Lyon started the 2010 Season playing at Five-Eighth and combining in the halves with Kieran Foran (at Halfback) for the Round 1 clash against the West Tigers at the Sydney Football Stadium. However following Manly's loss to the Tigers in Round 1, for the round 2 away-game against the Parramatta Eels, when Kieran Foran shifted back to Five-Eighth (from Halfback, to allow Trent Hodkinson to make his NRL debut); Lyon shifted back to the Centres (from Five-Eighth).

Lyon also played in the 2010 ANZAC test vs New Zealand, scoring two goals and for Game 1 of the 2010 State of Origin series.

Lyon captained the Manly Sea Eagles from his position at centre in the 2011 NRL grand final, scoring a try in the win over the New Zealand Warriors. On 3 November 2011 The annual RLIF Awards dinner was held at the Tower of London and Lyon was named of the year.

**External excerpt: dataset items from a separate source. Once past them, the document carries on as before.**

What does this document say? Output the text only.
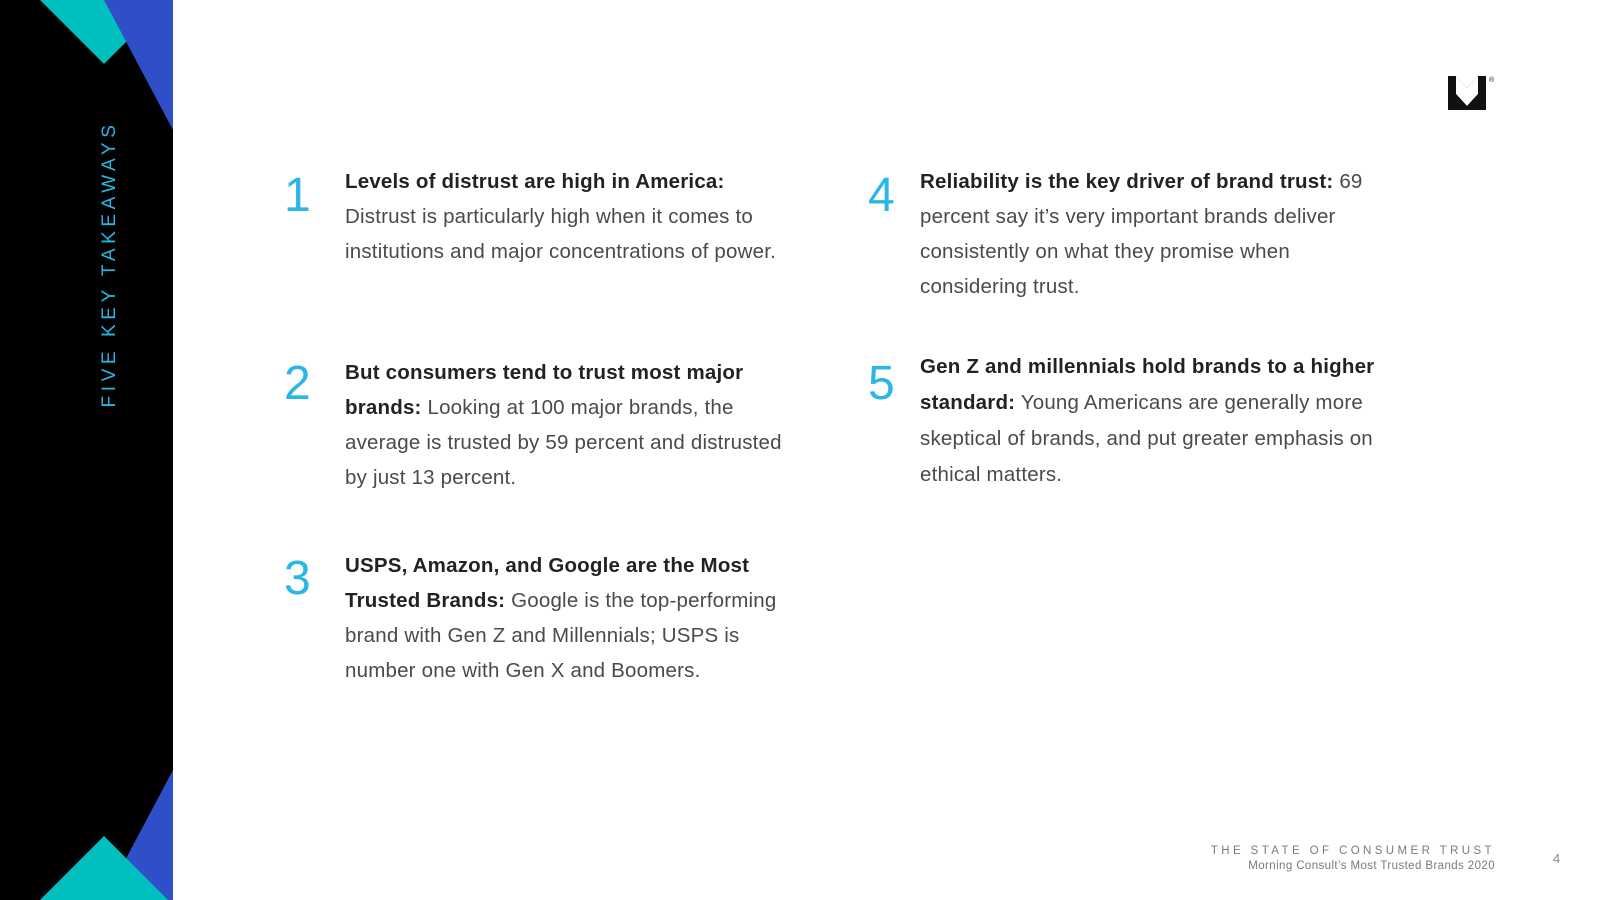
FIVE KEY TAKEAWAYS
®
1 Levels of distrust are high in America: Distrust is particularly high when it comes to institutions and major concentrations of power.
2 But consumers tend to trust most major brands: Looking at 100 major brands, the average is trusted by 59 percent and distrusted by just 13 percent.
3 USPS, Amazon, and Google are the Most Trusted Brands: Google is the top-performing brand with Gen Z and Millennials; USPS is number one with Gen X and Boomers.
4 Reliability is the key driver of brand trust: 69 percent say it’s very important brands deliver consistently on what they promise when considering trust.
5 Gen Z and millennials hold brands to a higher standard: Young Americans are generally more skeptical of brands, and put greater emphasis on ethical matters.
THE STATE OF CONSUMER TRUST
Morning Consult’s Most Trusted Brands 2020	4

Lyon captained the Sea Eagles, kicking two goals in their 2012 World Club Challenge loss to the Leeds Rhinos in Leeds before the start of the 2012 NRL season.

In 2013, Lyon played and captained in every game for Manly (each week) of the regular season and including the finals appearances. Days before the NRL Grand Final, Lyon was named 'Dally M Centre of the year' at the NRL Dally M Awards event. He captained Manly in the grand final against the Sydney Roosters. However the Sydney Roosters won the game 26-18 and the premiership.

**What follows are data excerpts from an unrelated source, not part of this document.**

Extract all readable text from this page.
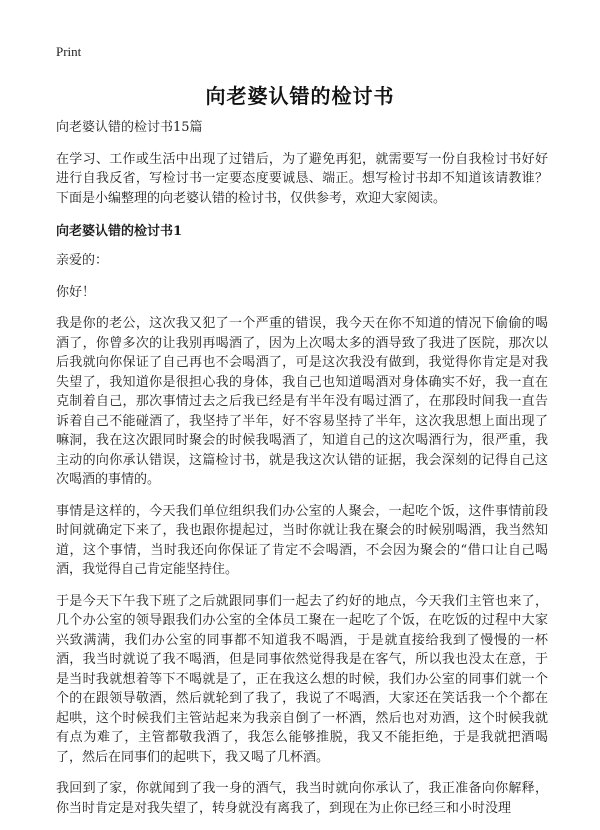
Print
向老婆认错的检讨书

向老婆认错的检讨书15篇

在学习、工作或生活中出现了过错后，为了避免再犯，就需要写一份自我检讨书好好进行自我反省，写检讨书一定要态度要诚恳、端正。想写检讨书却不知道该请教谁？下面是小编整理的向老婆认错的检讨书，仅供参考，欢迎大家阅读。

向老婆认错的检讨书1

亲爱的：

你好！

我是你的老公，这次我又犯了一个严重的错误，我今天在你不知道的情况下偷偷的喝酒了，你曾多次的让我别再喝酒了，因为上次喝太多的酒导致了我进了医院，那次以后我就向你保证了自己再也不会喝酒了，可是这次我没有做到，我觉得你肯定是对我失望了，我知道你是很担心我的身体，我自己也知道喝酒对身体确实不好，我一直在克制着自己，那次事情过去之后我已经是有半年没有喝过酒了，在那段时间我一直告诉着自己不能碰酒了，我坚持了半年，好不容易坚持了半年，这次我思想上面出现了嘛洞，我在这次跟同时聚会的时候我喝酒了，知道自己的这次喝酒行为，很严重，我主动的向你承认错误，这篇检讨书，就是我这次认错的证据，我会深刻的记得自己这次喝酒的事情的。

事情是这样的，今天我们单位组织我们办公室的人聚会，一起吃个饭，这件事情前段时间就确定下来了，我也跟你提起过，当时你就让我在聚会的时候别喝酒，我当然知道，这个事情，当时我还向你保证了肯定不会喝酒，不会因为聚会的“借口让自己喝酒，我觉得自己肯定能坚持住。

于是今天下午我下班了之后就跟同事们一起去了约好的地点，今天我们主管也来了，几个办公室的领导跟我们办公室的全体员工聚在一起吃了个饭，在吃饭的过程中大家兴致满满，我们办公室的同事都不知道我不喝酒，于是就直接给我到了慢慢的一杯酒，我当时就说了我不喝酒，但是同事依然觉得我是在客气，所以我也没太在意，于是当时我就想着等下不喝就是了，正在我这么想的时候，我们办公室的同事们就一个个的在跟领导敬酒，然后就轮到了我了，我说了不喝酒，大家还在笑话我一个个都在起哄，这个时候我们主管站起来为我亲自倒了一杯酒，然后也对劝酒，这个时候我就有点为难了，主管都敬我酒了，我怎么能够推脱，我又不能拒绝，于是我就把酒喝了，然后在同事们的起哄下，我又喝了几杯酒。

我回到了家，你就闻到了我一身的酒气，我当时就向你承认了，我正准备向你解释，你当时肯定是对我失望了，转身就没有离我了，到现在为止你已经三和小时没理
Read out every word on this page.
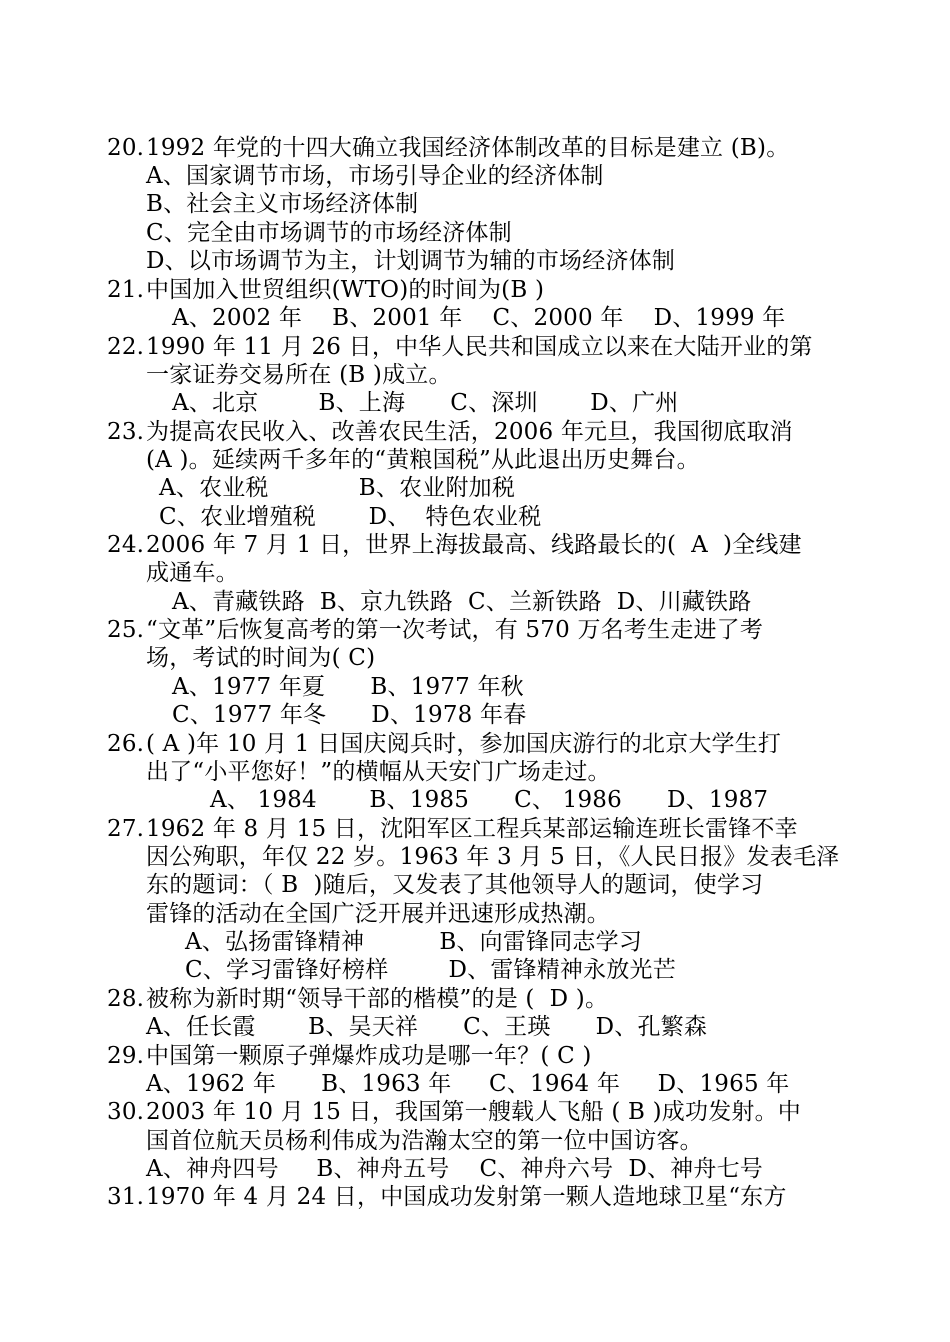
20. 1992 年党的十四大确立我国经济体制改革的目标是建立 (B)。
A、国家调节市场，市场引导企业的经济体制
B、社会主义市场经济体制
C、完全由市场调节的市场经济体制
D、以市场调节为主，计划调节为辅的市场经济体制
21. 中国加入世贸组织(WTO)的时间为(B )
A、2002 年    B、2001 年    C、2000 年    D、1999 年
22. 1990 年 11 月 26 日，中华人民共和国成立以来在大陆开业的第
一家证券交易所在 (B )成立。
A、北京        B、上海      C、深圳       D、广州
23. 为提高农民收入、改善农民生活，2006 年元旦，我国彻底取消
(A )。延续两千多年的“黄粮国税”从此退出历史舞台。
A、农业税            B、农业附加税
C、农业增殖税       D、  特色农业税
24. 2006 年 7 月 1 日，世界上海拔最高、线路最长的(  A  )全线建
成通车。
A、青藏铁路  B、京九铁路  C、兰新铁路  D、川藏铁路
25. “文革”后恢复高考的第一次考试，有 570 万名考生走进了考
场，考试的时间为( C)
A、1977 年夏      B、1977 年秋
C、1977 年冬      D、1978 年春
26. ( A )年 10 月 1 日国庆阅兵时，参加国庆游行的北京大学生打
出了“小平您好！”的横幅从天安门广场走过。
A、 1984       B、1985      C、 1986      D、1987
27. 1962 年 8 月 15 日，沈阳军区工程兵某部运输连班长雷锋不幸
因公殉职，年仅 22 岁。1963 年 3 月 5 日，《人民日报》发表毛泽
东的题词：（ B  )随后，又发表了其他领导人的题词，使学习
雷锋的活动在全国广泛开展并迅速形成热潮。
A、弘扬雷锋精神          B、向雷锋同志学习
C、学习雷锋好榜样        D、雷锋精神永放光芒
28. 被称为新时期“领导干部的楷模”的是 (  D )。
A、任长霞       B、吴天祥      C、王瑛      D、孔繁森
29. 中国第一颗原子弹爆炸成功是哪一年？( C )
A、1962 年      B、1963 年     C、1964 年     D、1965 年
30. 2003 年 10 月 15 日，我国第一艘载人飞船 ( B )成功发射。中
国首位航天员杨利伟成为浩瀚太空的第一位中国访客。
A、神舟四号     B、神舟五号    C、神舟六号  D、神舟七号
31. 1970 年 4 月 24 日，中国成功发射第一颗人造地球卫星“东方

In 2014, Lyon once again won Dally M Centre of the Year at the NRL Dally M Awards Event. Although with this he also won the Dally M Captain of the Year" at the same event. With 1,410 points, Jamie Lyon is one of only four players along with Graham Eadie (1,917), Bob Batty (1,154) and Matthew Ridge (1,093) who have scored over 1,000 career points playing for Manly-Warringah.

On 27 April 2016, Lyon announced his retirement from rugby league at the season's end.

After his retirement from top level rugby league, Lyon Captain-Coached the Ballina Seagulls to a premiership in the Northern Rivers Regional Rugby League competition in 2019.